Mark, our fearless photographer, also notes the loveliness of Moikom's daughter.



Part of the crowd: a little snow-covered, a lot Albanian, and hopefully stuffed with bread and wine by the time they left.



Here I am talking too much, as usual. I'm telling the story of our huge apartment (God bless rent control), which first housed the mistress of the building's architect; then Grover Cleveland; then Calvin Coolidge; now, Washington Literary Salon. The art is by my talented flatmate, Maryanne Pollock.



Wayne, Moikom's translator and the first to read (a few gorgeous poems from his own book, Only the Senses Sleep), looks up expectantly. He is probably wondering when I will stop talking.



Moikom, shuffling his papers. He will go on to read about a dozen poems in Albanian (a beautiful, muscular language), with Wayne reading translations of each. The poems will knock our socks off.

He will then remind us of the great Albanians of the world: Christopher Columbus, Alan Shepard, and possibly, Jesus.



Success! And exhaustion. We came, we saw, we listened, we drank. I am told this is as close as Moikom gets to a grin of joy.

...So thanks, everyone. I'm inspired to have more of these, now that we know where to put the chairs and how many peanuts to pour into bowls. Plus, now I have my new secret weapon to guaranteeing a large crowd: invite the Albanians.

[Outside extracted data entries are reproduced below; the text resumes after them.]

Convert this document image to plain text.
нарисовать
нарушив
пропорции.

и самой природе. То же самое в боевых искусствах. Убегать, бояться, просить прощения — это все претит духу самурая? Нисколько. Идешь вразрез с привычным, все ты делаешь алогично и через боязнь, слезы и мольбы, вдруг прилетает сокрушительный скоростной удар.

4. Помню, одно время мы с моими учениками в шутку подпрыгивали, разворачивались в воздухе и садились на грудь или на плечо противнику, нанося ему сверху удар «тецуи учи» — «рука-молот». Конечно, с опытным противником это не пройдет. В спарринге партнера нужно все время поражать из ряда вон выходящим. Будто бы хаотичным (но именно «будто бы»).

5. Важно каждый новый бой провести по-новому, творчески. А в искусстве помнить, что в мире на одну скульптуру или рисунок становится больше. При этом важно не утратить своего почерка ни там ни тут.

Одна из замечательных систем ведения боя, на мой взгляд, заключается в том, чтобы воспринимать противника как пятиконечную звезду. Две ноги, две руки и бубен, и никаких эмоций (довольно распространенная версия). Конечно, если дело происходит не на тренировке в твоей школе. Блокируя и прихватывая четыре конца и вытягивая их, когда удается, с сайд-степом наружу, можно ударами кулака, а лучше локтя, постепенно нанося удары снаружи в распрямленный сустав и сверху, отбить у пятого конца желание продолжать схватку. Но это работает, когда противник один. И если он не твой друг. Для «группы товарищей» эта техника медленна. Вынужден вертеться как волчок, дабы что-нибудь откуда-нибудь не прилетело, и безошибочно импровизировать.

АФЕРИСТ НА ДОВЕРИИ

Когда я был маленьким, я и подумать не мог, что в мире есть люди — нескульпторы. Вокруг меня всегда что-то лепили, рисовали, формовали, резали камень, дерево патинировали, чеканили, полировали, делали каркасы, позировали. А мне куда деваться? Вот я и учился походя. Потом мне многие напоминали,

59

All pictures (c) Mark Dawson

December 05, 2007

Gratitude and...Waiting.

Before I forget, I need to offer a huge thanks to three journals--Coconut, 32 Poems, and the Blue Fifth Review--for nominating me for the Pushcart prize. That's pretty amazing.

Through a welcome but strange twist of fate, I am hosting a reading at my apartment tonight. The authors are Moikom Zeqo, an Albanian poet whose most recent book is I Don’t Believe in Ghosts (BOA Editions, 2007), and his translator, Wayne Miller, who is the author of Only the Senses Sleep (New Issues, 2006) and the co-editor of Pleiades. We had planned this as an intimate pit stop between much bigger readings in New York and Missouri.

Turns out, "Albanian poet" does not nearly capture Moikom's allure. He is a famous archaelogist. The former Minister of Culture. He is, in Albanian terms, pretty much a rockstar. Which means that I've been getting a steady stream of RSVPs for the last two days. I think every Albanian in DC is coming!

So we bought wine. More wine. Lined up as many chairs as we could borrow. I decided that if this turned out to be a candlelit affair in a crammed room, with people sitting on the floor to hear Moikom read...well, I only wish more poetry readings were like that.

But now it is snowing. And I am...waiting. Surely Albanians will not be daunted by a little cold weather?

December 03, 2007

And on an extremely self-indulgent front...

...I need to choose between two options for my author photo. I've posted web-friendly versions below. These will come down in a few hours. In the meantime, if anyone dropping by the blog wants to give their vote, please do so in the "Comments" section. Many thanks!

Option 1 - Head and Shoulders

*poof*

Option 2 - Close-Up

*poof*

...okay, thank you! Between a couple of helpful comments and some backchanneling, I think I know what I need to know.